In the NodeRed documentation it is written that refresh tokens are not supported currently. Does this mean that this is on the road map? Is there any timeline when this will be implemented?
I'll be honest here and say that I don't recommend using node-red's built-in security for anything important. As you say, it has limitations. Great for something simple and low-value, but not really all that "Secure".
It is far better to move the security processing to a reverse proxy and restrict access to Node-RED to only come from the proxy (you need to also tell Node-RED settings to trust the proxy). Any decent proxy server should let you handle OpenID correctly including refresh tokens. Security Tokens are often susceptible to token hijack attacks and their lifespan should be short. Refresh tokens are critical to the security process.

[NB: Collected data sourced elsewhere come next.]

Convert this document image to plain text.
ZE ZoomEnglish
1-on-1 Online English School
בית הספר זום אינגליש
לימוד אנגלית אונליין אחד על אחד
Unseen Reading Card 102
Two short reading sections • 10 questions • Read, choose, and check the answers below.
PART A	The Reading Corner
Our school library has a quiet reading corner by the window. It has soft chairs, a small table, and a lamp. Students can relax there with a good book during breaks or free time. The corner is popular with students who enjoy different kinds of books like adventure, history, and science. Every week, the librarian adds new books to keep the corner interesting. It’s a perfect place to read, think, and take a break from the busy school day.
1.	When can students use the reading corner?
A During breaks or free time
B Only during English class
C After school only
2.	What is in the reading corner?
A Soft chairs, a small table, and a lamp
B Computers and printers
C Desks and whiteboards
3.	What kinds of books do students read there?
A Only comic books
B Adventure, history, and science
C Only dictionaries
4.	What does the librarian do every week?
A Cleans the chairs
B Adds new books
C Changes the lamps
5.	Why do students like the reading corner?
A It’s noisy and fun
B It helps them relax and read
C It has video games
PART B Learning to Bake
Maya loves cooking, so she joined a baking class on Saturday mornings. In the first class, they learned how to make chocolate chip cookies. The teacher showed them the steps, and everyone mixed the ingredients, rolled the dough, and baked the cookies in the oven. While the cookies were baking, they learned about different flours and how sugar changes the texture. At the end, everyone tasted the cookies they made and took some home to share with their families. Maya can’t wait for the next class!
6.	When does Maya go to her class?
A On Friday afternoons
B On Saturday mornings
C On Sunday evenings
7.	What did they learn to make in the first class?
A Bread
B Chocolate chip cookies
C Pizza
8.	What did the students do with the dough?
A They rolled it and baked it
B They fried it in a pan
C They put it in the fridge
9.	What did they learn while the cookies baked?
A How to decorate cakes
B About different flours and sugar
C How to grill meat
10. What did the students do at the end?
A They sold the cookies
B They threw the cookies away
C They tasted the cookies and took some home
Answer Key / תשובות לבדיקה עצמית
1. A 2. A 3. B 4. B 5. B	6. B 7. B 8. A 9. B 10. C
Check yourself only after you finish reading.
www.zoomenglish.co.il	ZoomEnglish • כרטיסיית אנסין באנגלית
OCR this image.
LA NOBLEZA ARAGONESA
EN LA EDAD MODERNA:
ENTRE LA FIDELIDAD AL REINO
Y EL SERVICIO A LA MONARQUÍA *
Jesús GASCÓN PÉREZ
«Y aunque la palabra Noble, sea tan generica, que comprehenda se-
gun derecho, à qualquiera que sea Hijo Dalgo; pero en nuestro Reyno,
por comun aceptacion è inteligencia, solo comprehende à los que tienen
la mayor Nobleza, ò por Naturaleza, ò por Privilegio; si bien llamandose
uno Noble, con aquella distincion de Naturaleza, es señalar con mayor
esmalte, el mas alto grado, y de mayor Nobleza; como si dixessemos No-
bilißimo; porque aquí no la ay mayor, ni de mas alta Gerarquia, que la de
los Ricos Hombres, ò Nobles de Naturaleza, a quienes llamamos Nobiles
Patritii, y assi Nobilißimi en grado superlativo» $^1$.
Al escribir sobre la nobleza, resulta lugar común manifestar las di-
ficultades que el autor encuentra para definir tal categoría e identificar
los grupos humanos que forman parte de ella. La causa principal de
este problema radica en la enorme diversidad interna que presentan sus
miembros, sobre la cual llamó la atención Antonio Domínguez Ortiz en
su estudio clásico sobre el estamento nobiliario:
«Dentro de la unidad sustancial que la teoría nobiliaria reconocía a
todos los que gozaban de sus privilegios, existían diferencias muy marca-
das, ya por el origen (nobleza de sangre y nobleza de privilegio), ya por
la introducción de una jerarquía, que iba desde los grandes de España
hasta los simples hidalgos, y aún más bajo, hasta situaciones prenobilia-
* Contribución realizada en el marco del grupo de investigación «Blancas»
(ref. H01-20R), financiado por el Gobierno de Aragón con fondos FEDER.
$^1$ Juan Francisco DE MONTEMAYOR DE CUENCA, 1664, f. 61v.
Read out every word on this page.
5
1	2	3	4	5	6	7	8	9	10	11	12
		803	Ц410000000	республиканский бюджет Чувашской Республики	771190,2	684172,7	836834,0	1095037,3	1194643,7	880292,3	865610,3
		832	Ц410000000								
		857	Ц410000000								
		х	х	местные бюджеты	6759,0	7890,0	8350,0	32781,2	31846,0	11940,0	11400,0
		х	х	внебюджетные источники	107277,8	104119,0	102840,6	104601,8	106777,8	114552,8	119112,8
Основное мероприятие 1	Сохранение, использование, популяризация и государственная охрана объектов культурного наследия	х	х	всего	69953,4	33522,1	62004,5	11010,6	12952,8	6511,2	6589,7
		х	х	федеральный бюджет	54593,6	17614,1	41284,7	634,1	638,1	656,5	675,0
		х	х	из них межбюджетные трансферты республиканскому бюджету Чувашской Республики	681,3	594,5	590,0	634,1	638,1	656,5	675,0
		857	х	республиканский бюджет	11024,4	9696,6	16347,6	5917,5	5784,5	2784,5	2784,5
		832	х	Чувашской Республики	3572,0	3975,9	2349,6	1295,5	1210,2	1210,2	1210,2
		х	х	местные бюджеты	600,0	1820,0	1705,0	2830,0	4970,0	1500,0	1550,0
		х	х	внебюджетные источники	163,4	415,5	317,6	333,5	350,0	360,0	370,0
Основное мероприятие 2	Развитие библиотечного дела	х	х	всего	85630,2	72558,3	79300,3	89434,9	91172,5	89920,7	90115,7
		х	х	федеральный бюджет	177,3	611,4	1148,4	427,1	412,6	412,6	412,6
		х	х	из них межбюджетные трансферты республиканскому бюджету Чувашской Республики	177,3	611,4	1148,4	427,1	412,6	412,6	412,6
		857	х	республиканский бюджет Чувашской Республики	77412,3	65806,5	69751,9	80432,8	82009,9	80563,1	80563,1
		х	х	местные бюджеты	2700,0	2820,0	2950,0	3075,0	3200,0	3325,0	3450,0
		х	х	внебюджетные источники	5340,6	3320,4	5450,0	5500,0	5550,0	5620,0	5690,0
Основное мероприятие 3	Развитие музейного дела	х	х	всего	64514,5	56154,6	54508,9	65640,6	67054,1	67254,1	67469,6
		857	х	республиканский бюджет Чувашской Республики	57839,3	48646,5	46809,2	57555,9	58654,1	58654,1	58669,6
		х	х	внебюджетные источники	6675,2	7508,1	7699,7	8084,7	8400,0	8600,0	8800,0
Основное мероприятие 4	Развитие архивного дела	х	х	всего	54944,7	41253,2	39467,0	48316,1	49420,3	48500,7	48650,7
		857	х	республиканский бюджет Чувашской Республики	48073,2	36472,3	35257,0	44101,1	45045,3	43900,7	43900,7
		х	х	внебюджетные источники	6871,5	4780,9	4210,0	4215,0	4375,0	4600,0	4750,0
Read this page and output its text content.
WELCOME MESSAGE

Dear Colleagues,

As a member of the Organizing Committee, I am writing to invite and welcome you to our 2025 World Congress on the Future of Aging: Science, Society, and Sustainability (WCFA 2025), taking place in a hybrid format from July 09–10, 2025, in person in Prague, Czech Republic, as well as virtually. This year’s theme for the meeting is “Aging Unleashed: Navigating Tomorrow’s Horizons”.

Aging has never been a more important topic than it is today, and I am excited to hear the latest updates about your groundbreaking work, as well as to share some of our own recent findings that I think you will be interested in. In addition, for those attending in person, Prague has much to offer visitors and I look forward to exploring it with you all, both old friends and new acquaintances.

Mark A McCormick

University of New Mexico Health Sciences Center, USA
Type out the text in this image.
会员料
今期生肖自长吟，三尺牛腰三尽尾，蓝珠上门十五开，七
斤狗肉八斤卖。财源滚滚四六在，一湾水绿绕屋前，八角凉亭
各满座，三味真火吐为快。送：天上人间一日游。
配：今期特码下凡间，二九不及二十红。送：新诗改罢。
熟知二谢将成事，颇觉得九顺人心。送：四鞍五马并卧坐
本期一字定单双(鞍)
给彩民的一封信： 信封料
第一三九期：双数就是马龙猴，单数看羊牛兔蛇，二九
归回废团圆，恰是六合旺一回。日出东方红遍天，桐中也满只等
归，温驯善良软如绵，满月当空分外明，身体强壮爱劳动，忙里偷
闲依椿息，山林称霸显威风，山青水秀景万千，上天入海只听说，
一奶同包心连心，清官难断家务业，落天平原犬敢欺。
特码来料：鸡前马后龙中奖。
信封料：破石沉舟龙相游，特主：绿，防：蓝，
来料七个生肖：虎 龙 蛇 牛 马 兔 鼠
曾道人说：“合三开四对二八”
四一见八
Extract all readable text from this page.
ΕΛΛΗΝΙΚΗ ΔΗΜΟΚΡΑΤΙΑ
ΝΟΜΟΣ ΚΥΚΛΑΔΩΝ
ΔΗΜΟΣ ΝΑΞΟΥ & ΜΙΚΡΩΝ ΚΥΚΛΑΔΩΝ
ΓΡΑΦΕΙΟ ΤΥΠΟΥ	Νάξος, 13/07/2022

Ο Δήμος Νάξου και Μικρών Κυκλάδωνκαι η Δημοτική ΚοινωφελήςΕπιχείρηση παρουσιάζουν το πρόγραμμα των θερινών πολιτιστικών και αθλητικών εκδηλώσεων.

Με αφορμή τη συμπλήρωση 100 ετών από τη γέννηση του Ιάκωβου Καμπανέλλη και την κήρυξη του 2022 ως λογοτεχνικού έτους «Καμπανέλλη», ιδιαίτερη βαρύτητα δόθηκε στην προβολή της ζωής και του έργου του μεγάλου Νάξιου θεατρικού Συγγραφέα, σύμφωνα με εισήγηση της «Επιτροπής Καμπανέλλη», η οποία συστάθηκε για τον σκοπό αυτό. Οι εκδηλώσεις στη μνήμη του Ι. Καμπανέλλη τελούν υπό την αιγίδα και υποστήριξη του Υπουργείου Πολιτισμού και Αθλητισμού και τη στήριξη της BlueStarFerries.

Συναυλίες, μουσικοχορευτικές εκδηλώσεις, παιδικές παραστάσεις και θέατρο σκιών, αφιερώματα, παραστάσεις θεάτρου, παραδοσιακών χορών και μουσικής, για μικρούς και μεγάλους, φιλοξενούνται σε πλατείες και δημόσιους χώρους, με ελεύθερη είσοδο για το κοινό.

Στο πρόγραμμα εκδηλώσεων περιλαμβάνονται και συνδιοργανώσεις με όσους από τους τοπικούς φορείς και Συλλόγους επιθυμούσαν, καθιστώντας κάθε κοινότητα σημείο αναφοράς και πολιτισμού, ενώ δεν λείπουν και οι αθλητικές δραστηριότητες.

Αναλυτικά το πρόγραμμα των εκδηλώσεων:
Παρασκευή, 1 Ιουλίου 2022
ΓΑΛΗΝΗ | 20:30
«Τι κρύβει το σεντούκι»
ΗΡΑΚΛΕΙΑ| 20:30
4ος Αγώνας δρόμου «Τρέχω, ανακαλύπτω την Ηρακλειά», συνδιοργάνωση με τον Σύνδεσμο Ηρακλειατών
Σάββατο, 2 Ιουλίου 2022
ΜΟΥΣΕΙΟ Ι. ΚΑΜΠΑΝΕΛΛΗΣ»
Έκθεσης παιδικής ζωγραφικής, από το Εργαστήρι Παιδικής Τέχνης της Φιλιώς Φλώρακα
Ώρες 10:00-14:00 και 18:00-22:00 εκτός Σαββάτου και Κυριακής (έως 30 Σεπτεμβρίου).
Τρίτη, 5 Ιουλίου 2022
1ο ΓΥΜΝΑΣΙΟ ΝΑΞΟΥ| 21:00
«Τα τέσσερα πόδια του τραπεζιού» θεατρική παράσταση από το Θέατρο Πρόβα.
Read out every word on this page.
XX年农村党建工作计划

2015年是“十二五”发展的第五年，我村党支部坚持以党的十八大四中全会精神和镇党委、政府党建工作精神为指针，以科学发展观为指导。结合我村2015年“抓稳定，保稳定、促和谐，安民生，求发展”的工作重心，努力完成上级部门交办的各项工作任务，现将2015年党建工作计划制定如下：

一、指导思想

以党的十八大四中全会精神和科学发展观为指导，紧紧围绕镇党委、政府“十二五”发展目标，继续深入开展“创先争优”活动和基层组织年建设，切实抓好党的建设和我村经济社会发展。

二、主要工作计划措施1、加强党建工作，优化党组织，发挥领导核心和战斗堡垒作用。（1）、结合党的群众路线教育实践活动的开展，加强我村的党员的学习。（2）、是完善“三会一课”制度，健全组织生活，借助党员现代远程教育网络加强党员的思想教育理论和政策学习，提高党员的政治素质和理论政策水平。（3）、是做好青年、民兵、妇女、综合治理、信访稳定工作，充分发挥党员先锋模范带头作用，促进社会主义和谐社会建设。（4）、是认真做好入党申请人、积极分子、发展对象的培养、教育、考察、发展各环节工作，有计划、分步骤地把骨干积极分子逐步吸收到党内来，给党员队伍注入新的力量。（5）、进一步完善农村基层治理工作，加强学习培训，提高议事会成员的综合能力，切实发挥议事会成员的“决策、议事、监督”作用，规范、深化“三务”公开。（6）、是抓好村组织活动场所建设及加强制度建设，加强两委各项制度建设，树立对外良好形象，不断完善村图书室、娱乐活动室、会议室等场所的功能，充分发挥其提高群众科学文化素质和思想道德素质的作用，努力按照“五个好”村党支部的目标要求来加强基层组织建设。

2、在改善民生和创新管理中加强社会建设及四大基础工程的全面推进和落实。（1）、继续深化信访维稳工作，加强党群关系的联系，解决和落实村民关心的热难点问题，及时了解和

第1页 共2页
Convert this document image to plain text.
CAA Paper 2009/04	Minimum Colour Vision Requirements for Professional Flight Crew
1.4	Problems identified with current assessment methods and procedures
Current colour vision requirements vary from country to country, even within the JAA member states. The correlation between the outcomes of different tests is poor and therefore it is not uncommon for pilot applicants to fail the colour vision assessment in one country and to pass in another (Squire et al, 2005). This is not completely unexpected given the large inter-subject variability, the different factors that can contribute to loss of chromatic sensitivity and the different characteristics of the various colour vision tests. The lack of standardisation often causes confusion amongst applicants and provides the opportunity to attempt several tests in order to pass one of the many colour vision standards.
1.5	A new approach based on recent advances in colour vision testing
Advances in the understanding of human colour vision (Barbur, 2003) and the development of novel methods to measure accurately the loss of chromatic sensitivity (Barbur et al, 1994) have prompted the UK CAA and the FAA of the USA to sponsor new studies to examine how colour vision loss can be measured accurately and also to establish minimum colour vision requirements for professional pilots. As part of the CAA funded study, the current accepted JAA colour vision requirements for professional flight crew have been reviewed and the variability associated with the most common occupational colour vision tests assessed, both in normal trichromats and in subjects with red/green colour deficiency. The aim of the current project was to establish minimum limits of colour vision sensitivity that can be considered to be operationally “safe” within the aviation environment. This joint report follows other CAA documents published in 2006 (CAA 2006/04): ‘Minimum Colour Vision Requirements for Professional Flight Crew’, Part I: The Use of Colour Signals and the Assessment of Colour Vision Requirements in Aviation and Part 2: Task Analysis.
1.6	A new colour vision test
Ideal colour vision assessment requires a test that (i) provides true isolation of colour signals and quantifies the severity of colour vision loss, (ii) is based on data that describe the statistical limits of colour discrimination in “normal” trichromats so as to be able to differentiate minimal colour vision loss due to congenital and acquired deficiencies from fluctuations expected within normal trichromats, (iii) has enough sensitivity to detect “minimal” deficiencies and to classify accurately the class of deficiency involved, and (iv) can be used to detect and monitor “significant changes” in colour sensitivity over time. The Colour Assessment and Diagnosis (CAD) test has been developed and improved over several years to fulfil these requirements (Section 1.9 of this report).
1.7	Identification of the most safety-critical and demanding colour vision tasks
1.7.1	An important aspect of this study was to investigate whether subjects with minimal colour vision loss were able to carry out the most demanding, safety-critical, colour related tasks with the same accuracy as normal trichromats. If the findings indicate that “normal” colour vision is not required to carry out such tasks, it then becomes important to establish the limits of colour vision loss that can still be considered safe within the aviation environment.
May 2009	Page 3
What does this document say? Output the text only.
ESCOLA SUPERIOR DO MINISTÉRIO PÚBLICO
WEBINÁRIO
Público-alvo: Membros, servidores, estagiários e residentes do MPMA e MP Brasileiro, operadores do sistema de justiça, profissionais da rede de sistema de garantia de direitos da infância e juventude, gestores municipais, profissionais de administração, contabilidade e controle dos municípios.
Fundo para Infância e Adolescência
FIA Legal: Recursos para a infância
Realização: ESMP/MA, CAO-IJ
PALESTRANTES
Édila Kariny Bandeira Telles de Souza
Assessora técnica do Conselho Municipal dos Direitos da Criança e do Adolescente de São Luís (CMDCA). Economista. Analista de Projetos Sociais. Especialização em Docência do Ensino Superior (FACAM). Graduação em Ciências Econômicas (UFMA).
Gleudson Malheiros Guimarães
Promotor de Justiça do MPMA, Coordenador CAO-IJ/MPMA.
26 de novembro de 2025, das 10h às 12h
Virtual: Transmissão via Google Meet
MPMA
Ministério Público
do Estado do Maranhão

The other thing of note if looking at Node-RED security is websockets. A traditional session handling process that works for an http only web app does not fully work when most of the traffic happens over websockets which is typical for Node-RED. The issue being that websocket connections, other than the initial handshake, do not permit custom headers which is the common way to pass the tokens. This can be an issue for some apps. The resolution is to force the token into all or some regular websocket messages. But it means that whatever is doing your security processing also needs to be aware of the websocket data and be linked into the standard http security process.
Thanks for the reply and the additional info over web sockets. Yes I fully agree that access tokens should be short lived and refresh tokens should be used. We do have other security measures like a reverse proxy in place. Unfortunately we also do need to identify the user that logs in in NodeRed itself. For instance to determine the allowed rights of a user. And to ensure that a user can only log in using the identity provider of our choice. Having no refresh tokens to update the access token is unfortunate. I was hoping that somebody from the NodeRed team could tell when support for refresh tokens would be added, since the documentation seems to suggest that this is something that will be added in the future.
If you already have a reverse proxy, if you use it to handle the authentication, you should be able to pass through a trusted header to Node-RED that could be used to indicate if the user is authenticated and even what their authorisation is shouldn't you?